Not too long ago, Wynn was able to charge north of $500/night for their standard Resort Rooms. Right now, they are selling their brand new, week old 5-star luxury product for just $149.00 ($174.00 retail)! Although Wynn Resorts may say that they are running near full occupancies, I say no way... Encore, being the latest luxury product on the strip, should be able to open at rates 3-fold at the very least. Occupancy outlooks must be quite grim across the strip. Wynn is a great hotel, and I’d recommend it to all of my readers. I’ll be touring Encore shortly and will report on it.
Here in New York, I believe occupancy rates are even more deceiving. I see this through Opaque booking such as Priceline and Hotwire that have been mentioned in previous articles. Hotels only sell rooms through the opaque systems that they believe won’t sell at the standard rates. The opaque rates are extra low and help the hotel in the sense that the brand name is hidden until after purchase in order to allow the hotel to retail rooms at much higher prices.

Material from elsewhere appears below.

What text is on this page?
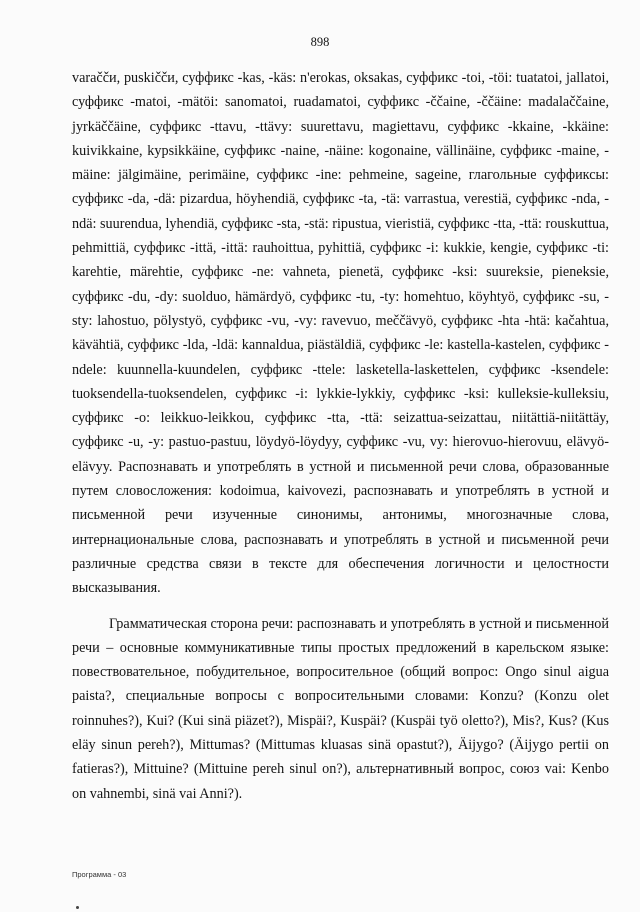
898

varaččи, puskiččи, суффикс -kas, -käs: n'erokas, oksakas, суффикс -toi, -töi: tuatatoi, jallatoi, суффикс -matoi, -mätöi: sanomatoi, ruadamatoi, суффикс -ččaine, -ččäine: madalaččaine, jyrkäččäine, суффикс -ttavu, -ttävy: suurettavu, magiettavu, суффикс -kkaine, -kkäine: kuivikkaine, kypsikkäine, суффикс -naine, -näine: kogonaine, vällinäine, суффикс -maine, -mäine: jälgimäine, perimäine, суффикс -ine: pehmeine, sageine, глагольные суффиксы: суффикс -da, -dä: pizardua, höyhendiä, суффикс -ta, -tä: varrastua, verestiä, суффикс -nda, -ndä: suurendua, lyhendiä, суффикс -sta, -stä: ripustua, vieristiä, суффикс -tta, -ttä: rouskuttua, pehmittiä, суффикс -ittä, -ittä: rauhoittua, pyhittiä, суффикс -i: kukkie, kengie, суффикс -ti: karehtie, märehtie, суффикс -ne: vahneta, pienetä, суффикс -ksi: suureksie, pieneksie, суффикс -du, -dy: suolduo, hämärdyö, суффикс -tu, -ty: homehtuo, köyhtyö, суффикс -su, -sty: lahostuo, pölystyö, суффикс -vu, -vy: ravevuo, meččävyö, суффикс -hta -htä: kačahtua, kävähtiä, суффикс -lda, -ldä: kannaldua, piästäldiä, суффикс -le: kastella-kastelen, суффикс -ndele: kuunnella-kuundelen, суффикс -ttele: lasketella-laskettelen, суффикс -ksendele: tuoksendella-tuoksendelen, суффикс -i: lykkie-lykkiy, суффикс -ksi: kulleksie-kulleksiu, суффикс -o: leikkuo-leikkou, суффикс -tta, -ttä: seizattua-seizattau, niitättiä-niitättäy, суффикс -u, -y: pastuo-pastuu, löydyö-löydyy, суффикс -vu, vy: hierovuo-hierovuu, elävyö-elävyy. Распознавать и употреблять в устной и письменной речи слова, образованные путем словосложения: kodoimua, kaivovezi, распознавать и употреблять в устной и письменной речи изученные синонимы, антонимы, многозначные слова, интернациональные слова, распознавать и употреблять в устной и письменной речи различные средства связи в тексте для обеспечения логичности и целостности высказывания.

Грамматическая сторона речи: распознавать и употреблять в устной и письменной речи – основные коммуникативные типы простых предложений в карельском языке: повествовательное, побудительное, вопросительное (общий вопрос: Ongo sinul aigua paista?, специальные вопросы с вопросительными словами: Konzu? (Konzu olet roinnuhes?), Kui? (Kui sinä piäzet?), Mispäi?, Kuspäi? (Kuspäi työ oletto?), Mis?, Kus? (Kus eläy sinun pereh?), Mittumas? (Mittumas kluasas sinä opastut?), Äijygo? (Äijygo pertii on fatieras?), Mittuine? (Mittuine pereh sinul on?), альтернативный вопрос, союз vai: Kenbo on vahnembi, sinä vai Anni?).

Программа - 03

One can snag a 4-star hotel room in Manhattan right now for about $100 excluding tax on the peak days. Less than a year ago, the opaque price was more than twice this! The same hotel will have retail rates of about $400/night as opposed to the $600 of a year ago. I believe that the retail rates for Manhattan should be far lower right now, but hotels are afraid to lower their prices too much fearing that they may never again be able to revert back to the $600/night rates. With that in mind, the big 5-star hotels are still floating around $1,000/night -- though they cater to a very different demand segment.
I recently spoke with the Front Office Manager of a luxury boutique 4-star property in SoHo (name to be withheld). I was told that occupancy rates are absolutely solid and the hotel is always packed. When I asked if they participated in opaque booking, I was told that they had just started a week prior to my interview. For your information -- hotels use opaque booking when they will have a lot of empty rooms. Thus, this hotel was not always full like I was led to believe.
Next, last week I purchased a room at a major 4-star midtown hotel for $100 on Priceline. I then called up a manager to inquire about occupancy rates on the very given day and was told that the hotel was “full as always.” The fact is... the hotel must have been pretty vacant for me to get the $100 opaque inventory.
Long story short, I believe that hotels are making a conscious effort to lead people to believe that they are full, though occupancy rates are severely hurt by the economy. With this in mind, there are some great deals out there IF YOU DO YOUR RESEARCH. As stated, there are many hotels that are keeping their rates up and assumable trying to ride out the recession in my opinion.
My assumption is that the true numbers are far more grim than the public actually believes. After all, travel is one of the first dispensable expenditures during a budget cut of personal or corporate proportion.